セロリ、春菊、ニラ、菜の花などの「香り」や「ほのかな苦み」は、滞ったエネルギー(気)をスムーズに流し、昂った神経を鎮めてくれます。
おすすめレシピ❶ セロリと豚肉のさっぱり炒め
おすすめレシピ❷ 春菊とアサリの温サラダ
生のサラダよりも、サッと茹でて「温」でいただくのが胃腸に優しいポイント。
アサリなどの貝類(鹹味:かんみ)を合わせることで、肝に栄養を与え、乾燥しがちな肌や瞳に潤いを届けます。
酸味は「ほどよく」、だしは「しっかり」
中医学では「肝」を助ける味覚として「酸味」をあげています。ですが、実は摂り方にはコツがあります。
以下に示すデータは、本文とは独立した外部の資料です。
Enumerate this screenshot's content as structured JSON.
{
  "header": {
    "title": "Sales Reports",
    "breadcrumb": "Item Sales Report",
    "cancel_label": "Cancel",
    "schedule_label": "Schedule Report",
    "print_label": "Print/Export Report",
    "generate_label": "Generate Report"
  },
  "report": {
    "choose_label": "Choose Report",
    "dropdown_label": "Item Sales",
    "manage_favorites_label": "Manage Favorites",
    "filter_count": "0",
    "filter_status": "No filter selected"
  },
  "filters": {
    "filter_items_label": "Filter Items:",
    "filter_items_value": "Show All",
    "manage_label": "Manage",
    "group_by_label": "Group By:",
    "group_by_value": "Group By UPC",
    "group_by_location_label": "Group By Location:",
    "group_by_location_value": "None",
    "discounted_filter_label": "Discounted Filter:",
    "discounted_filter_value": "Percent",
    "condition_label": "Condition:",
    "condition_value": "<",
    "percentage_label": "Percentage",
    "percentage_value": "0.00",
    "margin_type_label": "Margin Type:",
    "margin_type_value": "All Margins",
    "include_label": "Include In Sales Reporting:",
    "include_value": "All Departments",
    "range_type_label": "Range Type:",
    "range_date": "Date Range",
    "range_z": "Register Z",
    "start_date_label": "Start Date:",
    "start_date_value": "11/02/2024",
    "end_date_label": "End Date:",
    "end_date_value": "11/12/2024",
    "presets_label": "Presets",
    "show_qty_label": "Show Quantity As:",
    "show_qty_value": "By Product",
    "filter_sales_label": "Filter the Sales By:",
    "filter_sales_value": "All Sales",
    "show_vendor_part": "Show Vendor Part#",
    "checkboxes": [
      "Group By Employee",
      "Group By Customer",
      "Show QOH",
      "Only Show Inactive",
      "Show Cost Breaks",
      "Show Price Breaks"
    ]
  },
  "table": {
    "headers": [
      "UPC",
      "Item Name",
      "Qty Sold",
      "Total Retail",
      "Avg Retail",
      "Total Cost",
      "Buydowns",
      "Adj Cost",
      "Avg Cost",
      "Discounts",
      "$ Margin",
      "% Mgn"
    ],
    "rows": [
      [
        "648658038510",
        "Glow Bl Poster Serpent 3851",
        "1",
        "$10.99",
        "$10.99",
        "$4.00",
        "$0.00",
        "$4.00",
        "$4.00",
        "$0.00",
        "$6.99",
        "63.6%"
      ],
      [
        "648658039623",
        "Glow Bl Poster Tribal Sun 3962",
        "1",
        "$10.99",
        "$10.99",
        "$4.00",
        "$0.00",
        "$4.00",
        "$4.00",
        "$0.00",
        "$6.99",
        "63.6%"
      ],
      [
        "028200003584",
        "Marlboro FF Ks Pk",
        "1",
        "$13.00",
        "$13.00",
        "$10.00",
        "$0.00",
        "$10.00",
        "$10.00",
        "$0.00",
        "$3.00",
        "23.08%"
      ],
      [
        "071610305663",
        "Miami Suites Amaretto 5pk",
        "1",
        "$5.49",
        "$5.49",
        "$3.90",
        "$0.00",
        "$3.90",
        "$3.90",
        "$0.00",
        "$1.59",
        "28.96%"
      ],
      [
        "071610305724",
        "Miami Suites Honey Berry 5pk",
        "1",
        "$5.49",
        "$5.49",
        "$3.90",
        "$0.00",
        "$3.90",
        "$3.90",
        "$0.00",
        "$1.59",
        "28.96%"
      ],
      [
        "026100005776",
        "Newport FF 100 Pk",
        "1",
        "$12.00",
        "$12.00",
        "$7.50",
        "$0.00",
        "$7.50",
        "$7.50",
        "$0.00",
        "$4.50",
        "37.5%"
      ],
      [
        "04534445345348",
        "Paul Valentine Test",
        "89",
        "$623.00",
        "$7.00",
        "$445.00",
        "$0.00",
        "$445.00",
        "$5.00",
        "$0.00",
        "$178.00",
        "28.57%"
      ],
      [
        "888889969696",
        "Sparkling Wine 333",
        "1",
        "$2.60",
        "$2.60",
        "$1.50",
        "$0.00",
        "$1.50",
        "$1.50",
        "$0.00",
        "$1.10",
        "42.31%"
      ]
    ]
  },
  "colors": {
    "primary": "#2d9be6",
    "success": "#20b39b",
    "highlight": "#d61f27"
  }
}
レモンやトマトなどの爽やかな酸味は、ストレスで高ぶった気分を緩めてくれますが、摂りすぎには注意が必要です。特に冷えがある方や胃腸が弱い方は、控えめにするのが正解。自分の体調と相談しながら、アクセント程度に取り入れるのが「養生」の極意です。
また、「だし」の活用は春にも最適です。
干しシイタケや昆布、アサリなどから取った豊かな「だし」は。弱りやすい胃腸を優しく保護し、人工的な甘みを欲する気持ちを落ち着かせてくれます。
おすすめレシピ❸ にらと春菊の「ふわ玉」だしスープ
干しシイタケやアサリの出汁に、ニラと春菊、そして海藻(乾燥わかめなど)を加えます。
・ニラ:血を動かし、体を温める
・春菊:香りでイライラを鎮める
・海藻・だし:胃腸を整え、デトックスを助ける
ふわふわの卵でとじることで、メンタルを安定させる優しい一杯になります。
食卓から「肝」を慈しむ、小さな一歩
春の“なんとなく不調”は、あなたの「肝」が一生懸命に季節の変化に対応しようとしているサインです。
香りのよい旬の緑野菜を食卓に並べてみる
酸味は「隠し味」程度に、心地よく取り入れる
温かい「だし」で胃腸をホッとさせてあげる
そんな小さな選択が、自分を慈しむメンテナンスに繋がります。この春は、頑張りすぎない「養生食」で、軽やかな毎日を楽しみましょう。